Non voglio nemmeno parlare! Mi offendi!»
«Se si potesse ricoprirlo un po’, metterci delle foglie di fico...»
Ma il dottore fece un gesto ancora più energico con le mani, saltò fuori dall’appartamento
di Uchov e, soddisfatto di essersi liberato del regalo, tornò a
casa... Dopo che egli fu uscito, l’avvocato osservò il candelabro, lo palpò da tutte
le parti con le dita e, come il dottore, a lungo si ruppe la testa sul problema: a
chi fare un regalo?
“L’oggetto è bellissimo”, rifletteva, “buttarlo via è un peccato, tenerlo in casa
è indecente... Meglio di tutto, regalarlo a qualcuno... Ecco, porterò il candelabro
questa sera al comico Sàskin. Quella canaglia ama questo genere di oggetti
e stasera è la sua serata d’onore...”
Detto fatto. La sera stessa il candelabro, accuratamente avvolto, fu portato al
comico Sàskin. Per tutta la sera il suo camerino fu affollato di uomini che venivano
ad ammirare il regalo: per tutto il tempo il camerino risonò di esclamazioni
entusiastiche e di risate, simili a nitriti.

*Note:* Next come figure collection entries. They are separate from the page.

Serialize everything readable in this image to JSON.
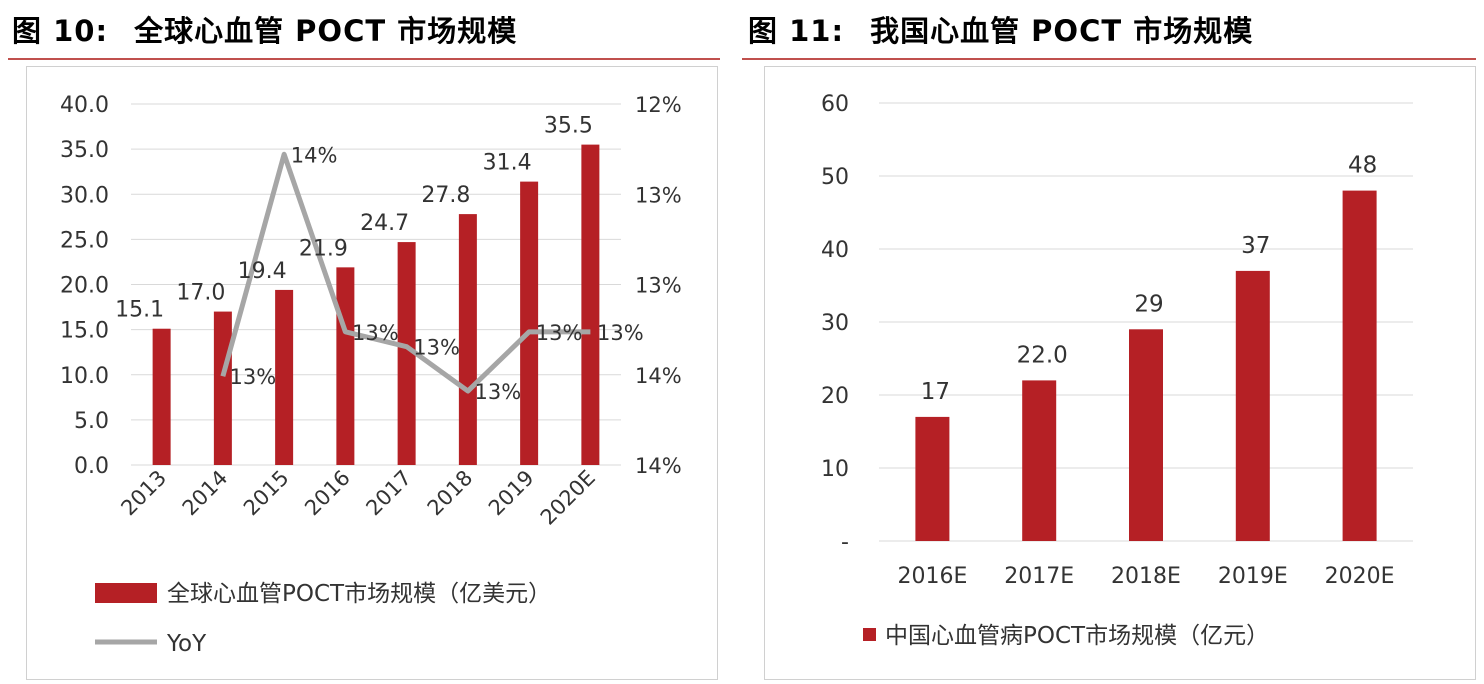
{
  "figures": [
    {
      "number": "图 10:",
      "title": "全球心血管 POCT 市场规模",
      "chart_data": {
        "type": "bar",
        "categories": [
          "2013",
          "2014",
          "2015",
          "2016",
          "2017",
          "2018",
          "2019",
          "2020E"
        ],
        "series": [
          {
            "name": "全球心血管POCT市场规模（亿美元）",
            "axis": "left",
            "color": "#b52025",
            "values": [
              15.1,
              17.0,
              19.4,
              21.9,
              24.7,
              27.8,
              31.4,
              35.5
            ],
            "labels": [
              "15.1",
              "17.0",
              "19.4",
              "21.9",
              "24.7",
              "27.8",
              "31.4",
              "35.5"
            ]
          },
          {
            "name": "YoY",
            "type": "line",
            "axis": "right",
            "color": "#a6a6a6",
            "values": [
              null,
              0.126,
              0.141,
              0.129,
              0.128,
              0.125,
              0.129,
              0.129
            ],
            "labels": [
              null,
              "13%",
              "14%",
              "13%",
              "13%",
              "13%",
              "13%",
              "13%"
            ]
          }
        ],
        "ylim": [
          0,
          40
        ],
        "yticks": [
          "0.0",
          "5.0",
          "10.0",
          "15.0",
          "20.0",
          "25.0",
          "30.0",
          "35.0",
          "40.0"
        ],
        "y2lim": [
          0.12,
          0.1444
        ],
        "y2ticks": [
          "12%",
          "13%",
          "13%",
          "14%",
          "14%"
        ],
        "grid": true,
        "legend_position": "bottom"
      }
    },
    {
      "number": "图 11:",
      "title": "我国心血管 POCT 市场规模",
      "chart_data": {
        "type": "bar",
        "categories": [
          "2016E",
          "2017E",
          "2018E",
          "2019E",
          "2020E"
        ],
        "series": [
          {
            "name": "中国心血管病POCT市场规模（亿元）",
            "color": "#b52025",
            "values": [
              17,
              22.0,
              29,
              37,
              48
            ],
            "labels": [
              "17",
              "22.0",
              "29",
              "37",
              "48"
            ]
          }
        ],
        "ylim": [
          0,
          60
        ],
        "yticks": [
          "-",
          "10",
          "20",
          "30",
          "40",
          "50",
          "60"
        ],
        "grid": true,
        "legend_position": "bottom"
      }
    }
  ]
}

Dopo lo spettacolo il comico scrollò le spalle, allargò le braccia e disse: «E
ora dove metto questa porcheria? Io vivo in famiglia! E da me vengono delle
attrici. Non è una fotografia che la puoi nascondere in un cassetto!»
«E voi, signore, vendetela», gli suggerì il parrucchiere, che lo stava svestendo.
«Qui nel sobborgo c’è una vecchietta, che compra vecchi bronzi... Andateci
e domandate della Smirnòva... La conoscono tutti».
Il comico seguì il consiglio... Un paio di giorni più tardi il dottore Kosel’kov
era nel suo gabinetto e con un dito sulla fronte pensava agli acidi del fiele. A un
tratto si aprì la porta e nel gabinetto irruppe Saša Smirnòv. Sorrideva raggiante
e tutta la sua figura emanava felicità... Teneva in mano un oggetto avvolto in un
giornale.«Dottore!» cominciò, ansimando. «Figuratevi la mia gioia! Per vostra fortuna
ci è riuscito a procurarci un candelabro come il vostro per fare il paio...
Anche la mamma è felice... Io sono l’unico figlio di mia madre... Voi mi avete
salvato la vita...»
E Saša, tutto tremante per il sentimento di riconoscenza, pose davanti al dottore
il candelabro. Il dottore spalancò la bocca, avrebbe voluto dire qualcosa,
ma non disse nulla: la lingua gli si era paralizzata.